Journal article Palaeontology doi:10.1111/pala.12174

Marek, R.D., Moon, B.C., Williams, M. & Benton, M.J. 2015 The skull and endocranium of a Lower Jurassic ichthyosaur based on digital reconstructions. Palaeontology 58: 723–742 doi:10.1111/pala.12174

In a first for ichthyosaurs we presented a 3D reconstruction and endocranium of the Early Jurassic ichthyosaur Hauffiopteryx typicus, as part of Ryan Marek’s MSci project.

The segmented CT scans of the skull of Hauffiopteryx typicus from the Early Jurassic Strawberry Bank locality. From Marek et al. (2015).

Ryan was able to segment the bones from a CT scan of this specimen from teh BRLSI Charles Moore collection, but even more exciting he reconstructed the endocast of this ichthyosaur. This is the space within the skull that housed the brain, and its shape can tell us about the relationship and sensory capabilities of animals.

The reconstructed endocast of Hauffiopteryx typicus, which has a large optic lobe and olfactory bulbs suggesting good sight and smell. From Marek et al. (2015).

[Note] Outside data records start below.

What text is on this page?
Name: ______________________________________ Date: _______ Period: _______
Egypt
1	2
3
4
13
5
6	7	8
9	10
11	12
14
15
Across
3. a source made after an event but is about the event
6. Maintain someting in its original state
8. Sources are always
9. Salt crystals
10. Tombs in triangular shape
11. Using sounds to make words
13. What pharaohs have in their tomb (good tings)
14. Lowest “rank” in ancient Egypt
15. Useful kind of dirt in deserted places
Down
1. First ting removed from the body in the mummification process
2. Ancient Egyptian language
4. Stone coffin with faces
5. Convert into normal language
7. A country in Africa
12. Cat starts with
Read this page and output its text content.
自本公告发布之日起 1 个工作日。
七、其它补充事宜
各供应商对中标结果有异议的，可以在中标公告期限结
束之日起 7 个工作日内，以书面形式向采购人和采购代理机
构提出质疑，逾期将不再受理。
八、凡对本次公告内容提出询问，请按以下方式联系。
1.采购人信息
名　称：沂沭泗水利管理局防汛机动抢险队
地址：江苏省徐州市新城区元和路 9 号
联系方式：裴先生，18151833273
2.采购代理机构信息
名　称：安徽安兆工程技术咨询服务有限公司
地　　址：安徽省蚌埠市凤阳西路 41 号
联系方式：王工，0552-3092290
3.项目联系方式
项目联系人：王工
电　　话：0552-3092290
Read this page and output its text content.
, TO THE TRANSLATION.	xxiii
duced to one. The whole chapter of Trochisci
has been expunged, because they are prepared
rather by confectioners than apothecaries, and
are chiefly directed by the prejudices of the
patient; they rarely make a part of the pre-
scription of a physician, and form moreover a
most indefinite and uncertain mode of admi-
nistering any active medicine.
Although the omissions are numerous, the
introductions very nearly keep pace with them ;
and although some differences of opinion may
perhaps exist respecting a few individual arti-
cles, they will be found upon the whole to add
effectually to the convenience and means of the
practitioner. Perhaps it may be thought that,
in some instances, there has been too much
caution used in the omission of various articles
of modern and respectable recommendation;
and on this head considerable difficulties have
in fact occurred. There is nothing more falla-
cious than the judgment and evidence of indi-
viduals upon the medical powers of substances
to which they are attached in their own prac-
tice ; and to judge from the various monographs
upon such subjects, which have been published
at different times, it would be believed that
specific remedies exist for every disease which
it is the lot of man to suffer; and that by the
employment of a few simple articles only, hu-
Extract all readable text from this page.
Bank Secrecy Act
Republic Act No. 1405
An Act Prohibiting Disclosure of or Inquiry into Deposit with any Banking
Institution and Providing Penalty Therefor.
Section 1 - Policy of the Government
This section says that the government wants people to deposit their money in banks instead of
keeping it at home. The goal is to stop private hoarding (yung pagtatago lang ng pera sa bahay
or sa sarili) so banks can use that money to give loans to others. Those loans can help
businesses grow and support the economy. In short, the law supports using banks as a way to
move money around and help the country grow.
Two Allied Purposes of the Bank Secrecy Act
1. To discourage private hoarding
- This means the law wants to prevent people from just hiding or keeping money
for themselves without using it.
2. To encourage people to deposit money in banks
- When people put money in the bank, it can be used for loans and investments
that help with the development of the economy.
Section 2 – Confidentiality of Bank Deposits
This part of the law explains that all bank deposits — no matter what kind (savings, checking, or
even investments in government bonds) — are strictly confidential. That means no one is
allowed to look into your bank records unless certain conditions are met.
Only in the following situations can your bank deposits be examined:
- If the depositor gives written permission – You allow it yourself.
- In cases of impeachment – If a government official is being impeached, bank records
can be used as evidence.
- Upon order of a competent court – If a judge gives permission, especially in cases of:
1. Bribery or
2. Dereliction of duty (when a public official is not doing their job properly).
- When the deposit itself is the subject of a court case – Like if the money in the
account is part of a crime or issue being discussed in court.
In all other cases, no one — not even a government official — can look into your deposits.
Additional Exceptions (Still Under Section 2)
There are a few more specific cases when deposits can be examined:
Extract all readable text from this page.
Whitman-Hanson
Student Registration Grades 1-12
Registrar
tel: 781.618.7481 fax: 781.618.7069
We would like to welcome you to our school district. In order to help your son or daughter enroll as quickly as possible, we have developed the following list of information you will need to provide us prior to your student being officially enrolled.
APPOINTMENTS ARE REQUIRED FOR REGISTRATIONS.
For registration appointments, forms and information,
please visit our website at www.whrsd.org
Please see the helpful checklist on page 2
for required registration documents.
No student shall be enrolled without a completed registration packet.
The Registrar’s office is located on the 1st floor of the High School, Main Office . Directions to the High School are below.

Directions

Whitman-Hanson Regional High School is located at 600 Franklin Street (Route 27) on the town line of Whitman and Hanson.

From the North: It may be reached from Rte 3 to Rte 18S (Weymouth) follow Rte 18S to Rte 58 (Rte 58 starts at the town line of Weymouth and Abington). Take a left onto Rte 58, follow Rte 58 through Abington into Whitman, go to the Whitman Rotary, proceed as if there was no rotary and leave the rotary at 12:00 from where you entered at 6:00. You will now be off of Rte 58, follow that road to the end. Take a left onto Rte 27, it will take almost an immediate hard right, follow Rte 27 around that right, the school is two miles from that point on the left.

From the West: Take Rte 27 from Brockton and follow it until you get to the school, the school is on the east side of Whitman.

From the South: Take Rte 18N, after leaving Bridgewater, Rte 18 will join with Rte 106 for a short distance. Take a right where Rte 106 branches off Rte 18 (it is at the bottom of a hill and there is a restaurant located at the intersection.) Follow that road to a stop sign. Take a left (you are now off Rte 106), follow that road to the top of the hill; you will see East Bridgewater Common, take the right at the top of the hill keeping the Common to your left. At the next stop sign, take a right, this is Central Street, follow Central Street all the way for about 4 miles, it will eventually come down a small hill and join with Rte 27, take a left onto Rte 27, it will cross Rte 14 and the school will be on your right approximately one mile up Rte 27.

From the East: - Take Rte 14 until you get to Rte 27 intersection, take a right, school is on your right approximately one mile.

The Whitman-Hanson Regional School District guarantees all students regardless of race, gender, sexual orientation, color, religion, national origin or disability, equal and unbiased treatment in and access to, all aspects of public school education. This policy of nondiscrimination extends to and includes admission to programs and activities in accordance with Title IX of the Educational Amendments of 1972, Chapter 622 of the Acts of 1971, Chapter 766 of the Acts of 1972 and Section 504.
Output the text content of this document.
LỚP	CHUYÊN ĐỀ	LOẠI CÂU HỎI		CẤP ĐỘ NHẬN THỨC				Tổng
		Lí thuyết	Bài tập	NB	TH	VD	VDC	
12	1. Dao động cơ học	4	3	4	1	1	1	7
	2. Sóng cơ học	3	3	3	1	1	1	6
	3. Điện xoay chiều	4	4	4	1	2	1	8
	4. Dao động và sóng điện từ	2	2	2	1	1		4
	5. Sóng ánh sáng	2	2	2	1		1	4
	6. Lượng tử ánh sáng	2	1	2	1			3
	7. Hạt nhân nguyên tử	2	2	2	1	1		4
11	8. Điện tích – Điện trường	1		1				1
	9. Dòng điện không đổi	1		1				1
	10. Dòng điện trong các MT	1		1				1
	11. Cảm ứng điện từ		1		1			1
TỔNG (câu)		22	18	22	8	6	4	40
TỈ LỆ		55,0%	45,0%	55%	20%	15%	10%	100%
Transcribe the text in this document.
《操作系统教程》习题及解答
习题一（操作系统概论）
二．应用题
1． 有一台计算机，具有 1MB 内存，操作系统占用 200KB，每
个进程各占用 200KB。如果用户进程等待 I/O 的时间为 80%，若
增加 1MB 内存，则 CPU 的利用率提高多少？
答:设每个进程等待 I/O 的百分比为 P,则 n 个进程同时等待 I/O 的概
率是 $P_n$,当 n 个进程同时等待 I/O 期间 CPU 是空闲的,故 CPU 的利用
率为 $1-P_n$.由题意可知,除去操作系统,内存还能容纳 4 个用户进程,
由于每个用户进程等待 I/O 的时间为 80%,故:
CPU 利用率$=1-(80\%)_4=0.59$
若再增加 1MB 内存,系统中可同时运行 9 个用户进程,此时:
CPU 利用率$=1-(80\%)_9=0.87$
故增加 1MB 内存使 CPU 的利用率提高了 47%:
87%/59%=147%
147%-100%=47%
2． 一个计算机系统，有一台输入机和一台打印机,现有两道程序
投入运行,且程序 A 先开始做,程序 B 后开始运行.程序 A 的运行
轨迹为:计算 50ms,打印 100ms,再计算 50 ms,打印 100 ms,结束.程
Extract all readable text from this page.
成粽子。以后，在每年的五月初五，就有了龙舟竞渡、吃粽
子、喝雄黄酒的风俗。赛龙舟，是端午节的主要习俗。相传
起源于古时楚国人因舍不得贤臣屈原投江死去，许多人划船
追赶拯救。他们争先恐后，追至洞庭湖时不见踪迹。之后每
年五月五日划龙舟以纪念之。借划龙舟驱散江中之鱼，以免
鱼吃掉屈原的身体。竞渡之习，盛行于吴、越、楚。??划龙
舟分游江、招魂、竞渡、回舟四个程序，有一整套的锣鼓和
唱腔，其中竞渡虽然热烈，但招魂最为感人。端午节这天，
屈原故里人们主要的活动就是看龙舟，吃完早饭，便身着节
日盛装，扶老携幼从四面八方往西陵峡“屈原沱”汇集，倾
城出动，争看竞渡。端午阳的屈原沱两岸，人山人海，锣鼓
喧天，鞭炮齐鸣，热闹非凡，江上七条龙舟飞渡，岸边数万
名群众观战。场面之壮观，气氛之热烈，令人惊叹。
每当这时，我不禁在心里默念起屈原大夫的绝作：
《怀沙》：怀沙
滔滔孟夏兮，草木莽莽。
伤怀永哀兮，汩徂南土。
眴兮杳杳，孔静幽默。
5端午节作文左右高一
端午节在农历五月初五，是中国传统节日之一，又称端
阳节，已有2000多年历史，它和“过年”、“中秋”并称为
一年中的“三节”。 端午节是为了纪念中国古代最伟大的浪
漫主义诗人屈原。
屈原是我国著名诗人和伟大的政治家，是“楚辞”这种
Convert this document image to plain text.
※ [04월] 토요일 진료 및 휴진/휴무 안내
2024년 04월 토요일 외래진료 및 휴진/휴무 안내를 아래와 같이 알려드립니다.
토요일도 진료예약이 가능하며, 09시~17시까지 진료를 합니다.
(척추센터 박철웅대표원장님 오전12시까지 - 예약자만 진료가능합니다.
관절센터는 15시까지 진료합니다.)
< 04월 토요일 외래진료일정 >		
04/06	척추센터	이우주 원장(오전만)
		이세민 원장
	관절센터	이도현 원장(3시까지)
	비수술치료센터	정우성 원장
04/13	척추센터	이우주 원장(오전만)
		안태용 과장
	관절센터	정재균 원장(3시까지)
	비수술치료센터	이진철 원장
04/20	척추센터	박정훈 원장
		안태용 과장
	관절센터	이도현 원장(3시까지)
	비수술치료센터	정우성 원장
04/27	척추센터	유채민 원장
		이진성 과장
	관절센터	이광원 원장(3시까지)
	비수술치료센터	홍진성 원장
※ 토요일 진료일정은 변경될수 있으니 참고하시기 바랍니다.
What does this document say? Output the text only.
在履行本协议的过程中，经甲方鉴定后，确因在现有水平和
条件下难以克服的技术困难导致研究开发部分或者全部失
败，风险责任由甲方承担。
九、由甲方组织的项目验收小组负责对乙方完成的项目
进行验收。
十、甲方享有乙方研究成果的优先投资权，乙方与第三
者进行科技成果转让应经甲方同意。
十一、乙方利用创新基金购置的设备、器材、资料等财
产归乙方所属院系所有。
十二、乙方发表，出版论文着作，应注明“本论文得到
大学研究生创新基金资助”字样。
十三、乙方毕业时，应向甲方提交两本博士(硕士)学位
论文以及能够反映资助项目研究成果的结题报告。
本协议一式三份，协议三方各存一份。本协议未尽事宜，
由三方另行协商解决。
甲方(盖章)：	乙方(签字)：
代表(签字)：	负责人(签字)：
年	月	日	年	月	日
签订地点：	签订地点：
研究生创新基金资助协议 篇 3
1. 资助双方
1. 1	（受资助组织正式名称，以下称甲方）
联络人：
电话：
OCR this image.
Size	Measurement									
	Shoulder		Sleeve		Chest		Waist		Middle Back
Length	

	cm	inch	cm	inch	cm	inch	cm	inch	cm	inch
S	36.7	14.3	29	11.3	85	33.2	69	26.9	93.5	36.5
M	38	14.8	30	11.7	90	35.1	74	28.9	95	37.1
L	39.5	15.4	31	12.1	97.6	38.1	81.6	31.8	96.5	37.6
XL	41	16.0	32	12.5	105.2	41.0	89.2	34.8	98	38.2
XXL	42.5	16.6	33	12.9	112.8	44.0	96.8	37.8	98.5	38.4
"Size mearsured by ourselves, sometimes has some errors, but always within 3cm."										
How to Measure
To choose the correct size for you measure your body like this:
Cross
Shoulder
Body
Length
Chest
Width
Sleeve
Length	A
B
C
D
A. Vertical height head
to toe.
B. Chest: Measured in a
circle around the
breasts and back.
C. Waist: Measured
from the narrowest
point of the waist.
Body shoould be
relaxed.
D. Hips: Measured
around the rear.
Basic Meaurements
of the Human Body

Previous to this, only Ichthyosaurus had been reconstructed by McGowan (1973) using latex casting. We found similarities in the shape of the endocast, but there are some differences that could be related to preservation or growth stage. Nonetheless, we found support for excellent eyesight in ichthyosaurs, as well as some evidence for strong smell.


McGowan, C. 1973. The cranial morphology of the Lower Liassic latipinnate ichthyosaurs of England. Bulletin of the British Museum (Natural History), Geology 24 (1): 1–109.